Monday, June 4, 2007

The Second Debate

The most reasonable and also most obvious remarks coming out of last night’s (June 3) debate were made by Dennis Kucinich: that the way to stop the war is to stop funding it NOW; and that the best and least expensive way to provide universal health insurance is to adopt a not-for-profit, single-payer plan. The most remarkable thing is that he was able to get a word in edgewise. The crack team of cartoon character pundits that CNN deployed to New Hampshire was determined to marginalize candidates they deemed marginal – Kucinich, above all. [Being colorful, Mike Gravel got more attention.] They largely succeeded.

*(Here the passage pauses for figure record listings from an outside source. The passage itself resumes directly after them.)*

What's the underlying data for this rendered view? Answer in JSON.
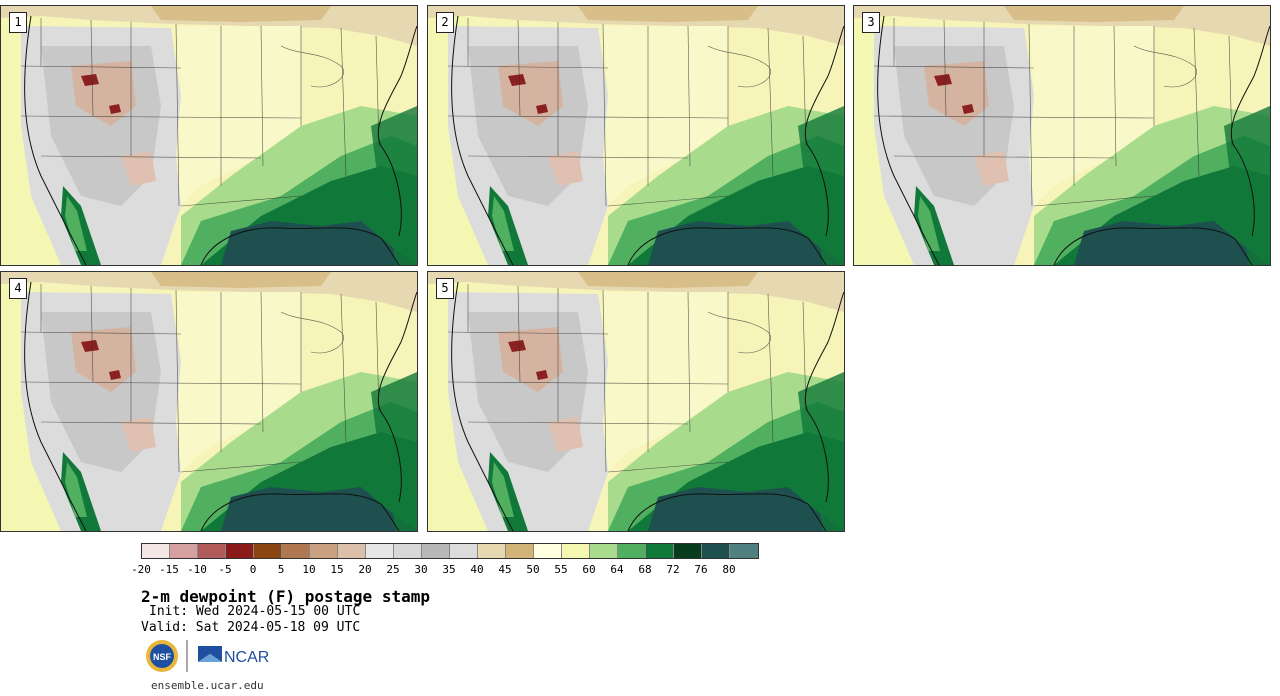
{
  "panels": [
    {
      "label": "1"
    },
    {
      "label": "2"
    },
    {
      "label": "3"
    },
    {
      "label": "4"
    },
    {
      "label": "5"
    }
  ],
  "colorbar": {
    "colors": [
      "#f5e6e6",
      "#d6a0a0",
      "#b05a5a",
      "#8b1a1a",
      "#8b4513",
      "#b07850",
      "#c9a080",
      "#dcc0aa",
      "#e6e6e6",
      "#d8d8d8",
      "#b8b8b8",
      "#dcdcdc",
      "#e6d8b0",
      "#d2b478",
      "#ffffe0",
      "#f4f7b2",
      "#a8dc8c",
      "#50b060",
      "#107838",
      "#083c1e",
      "#1e5050",
      "#508080"
    ],
    "ticks": [
      "-20",
      "-15",
      "-10",
      "-5",
      "0",
      "5",
      "10",
      "15",
      "20",
      "25",
      "30",
      "35",
      "40",
      "45",
      "50",
      "55",
      "60",
      "64",
      "68",
      "72",
      "76",
      "80"
    ]
  },
  "title": "2-m dewpoint (F) postage stamp",
  "init": "Init: Wed 2024-05-15 00 UTC",
  "valid": "Valid: Sat 2024-05-18 09 UTC",
  "logos": {
    "nsf": "NSF",
    "ncar": "NCAR"
  },
  "site": "ensemble.ucar.edu"
}
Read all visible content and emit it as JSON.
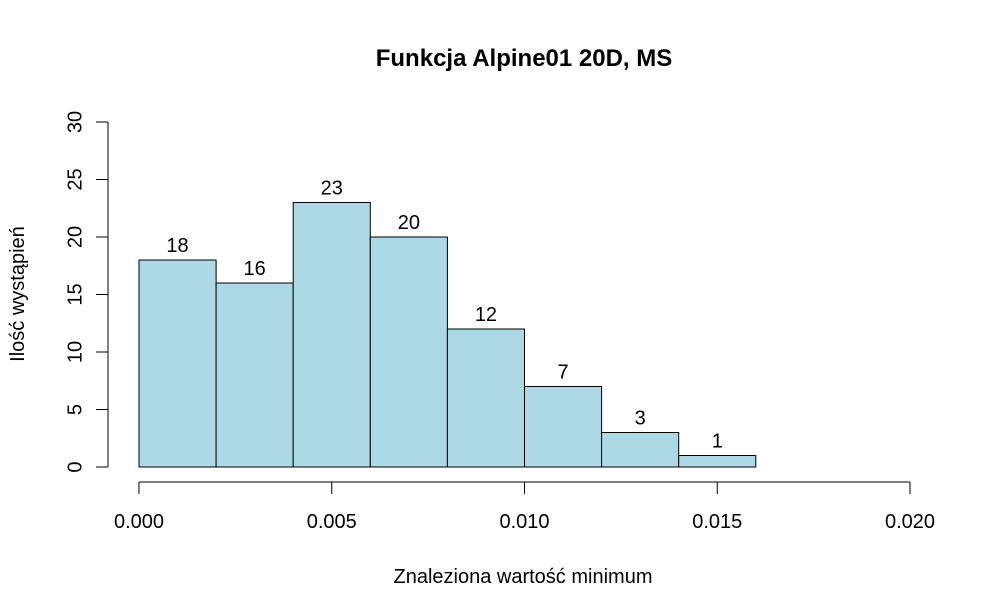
{
  "chart_data": {
    "type": "bar",
    "title": "Funkcja Alpine01 20D, MS",
    "xlabel": "Znaleziona wartość minimum",
    "ylabel": "Ilość wystąpień",
    "bins": [
      {
        "from": 0.0,
        "to": 0.002,
        "value": 18
      },
      {
        "from": 0.002,
        "to": 0.004,
        "value": 16
      },
      {
        "from": 0.004,
        "to": 0.006,
        "value": 23
      },
      {
        "from": 0.006,
        "to": 0.008,
        "value": 20
      },
      {
        "from": 0.008,
        "to": 0.01,
        "value": 12
      },
      {
        "from": 0.01,
        "to": 0.012,
        "value": 7
      },
      {
        "from": 0.012,
        "to": 0.014,
        "value": 3
      },
      {
        "from": 0.014,
        "to": 0.016,
        "value": 1
      }
    ],
    "xlim": [
      0,
      0.02
    ],
    "ylim": [
      0,
      30
    ],
    "xticks": [
      0,
      0.005,
      0.01,
      0.015,
      0.02
    ],
    "xtick_labels": [
      "0.000",
      "0.005",
      "0.010",
      "0.015",
      "0.020"
    ],
    "yticks": [
      0,
      5,
      10,
      15,
      20,
      25,
      30
    ],
    "ytick_labels": [
      "0",
      "5",
      "10",
      "15",
      "20",
      "25",
      "30"
    ],
    "bar_color": "#add8e6",
    "grid": false
  }
}
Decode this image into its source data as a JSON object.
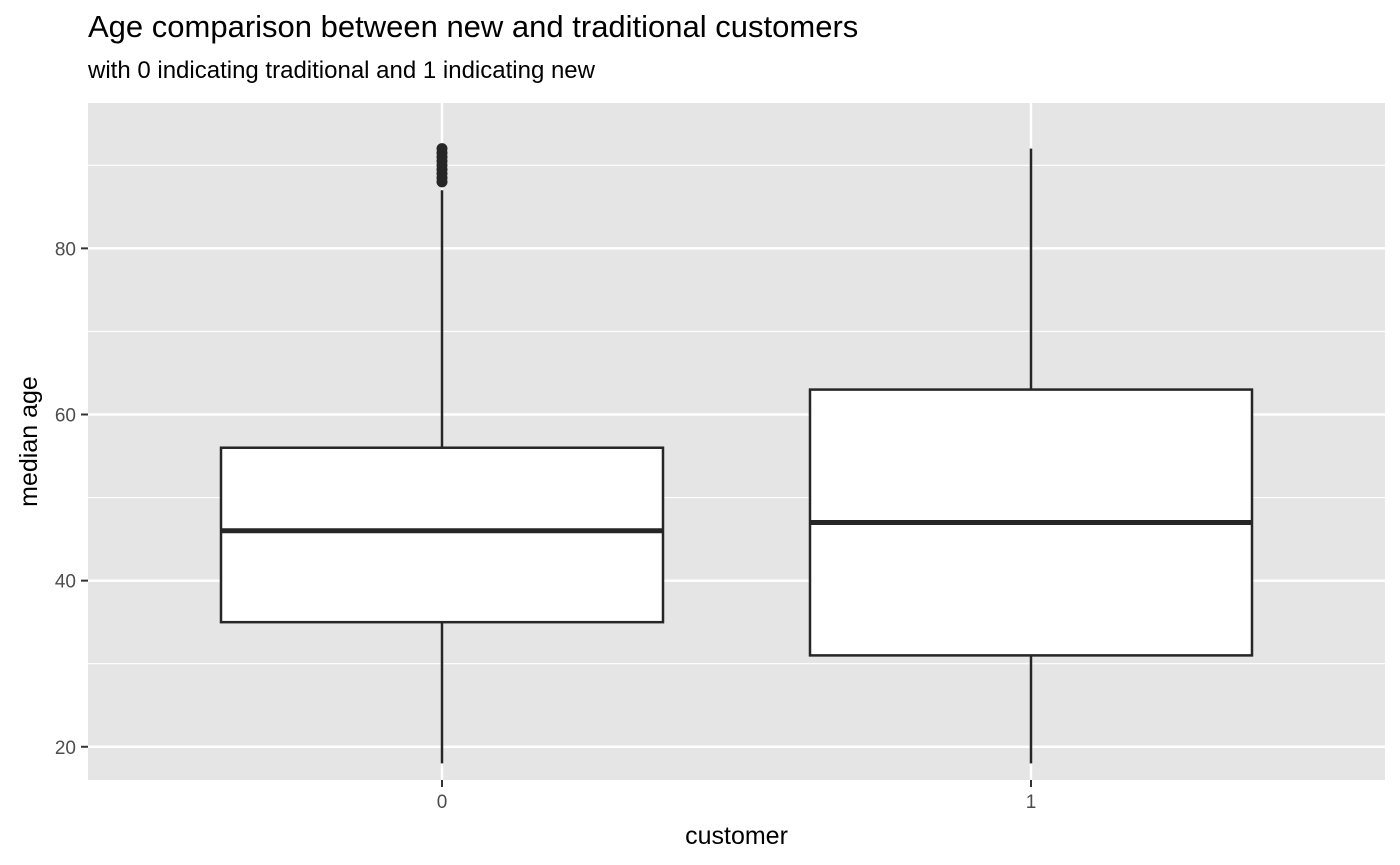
{
  "chart_data": {
    "type": "boxplot",
    "title": "Age comparison between new and traditional customers",
    "subtitle": "with 0 indicating traditional and 1 indicating new",
    "xlabel": "customer",
    "ylabel": "median age",
    "categories": [
      "0",
      "1"
    ],
    "ylim": [
      16,
      97.5
    ],
    "y_ticks": [
      20,
      40,
      60,
      80
    ],
    "grid": true,
    "boxes": [
      {
        "category": "0",
        "whisker_low": 18,
        "q1": 35,
        "median": 46,
        "q3": 56,
        "whisker_high": 87,
        "outliers": [
          88,
          88.5,
          89,
          89.5,
          90,
          90.5,
          91,
          91.5,
          92
        ]
      },
      {
        "category": "1",
        "whisker_low": 18,
        "q1": 31,
        "median": 47,
        "q3": 63,
        "whisker_high": 92,
        "outliers": []
      }
    ],
    "colors": {
      "panel": "#e5e5e5",
      "grid": "#ffffff",
      "box_fill": "#ffffff",
      "box_stroke": "#262626"
    }
  }
}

On the other hand, it could have been worse. Wolff Blitzer did at least force the candidates to answer the questions posed to them.

Also, news reports this morning accurately reflect the main “drama” of last night’s debate – that John Edwards (politely) castigated Barack Obama and Hillary Clinton for not “showing leadership” when Senate Democrats capitulated to Bush on war funding. [Edwards was less critical of Chris Dodd, as he should have been; the other Senatorial candidate, Joe Biden, didn’t even vote against funding the war himself.] Of course, what Edwards said was right, as far as it goes. The real problem is that Obama probably and Clinton certainly are Pelosiites – corporate neo-liberals, not shy of serving their masters by projecting American military power, who’ve adapted to the rising tide of anti-war sentiment brought on by more than six years of Bush administration incompetence. Pelosiites say one thing and do the other. For opportunistic reasons, if need be (as in the primary elections), they will even vote one way, and then facilitate the opposite outcome. [For a fuller account, see “Pelosiism: the Highest Stage of Clintonism,” entry for May 28.] The question is: when it comes down to it, is Edwards a Pelosiite too? His positions on trade and poverty – non-subjects in last night’s debate – suggest otherwise. On the other hand, the principal avatar of Clintonism – and therefore Pelosiism - today did say that, among all the Democratic candidates, there are only “minor shades of difference.” She might be right.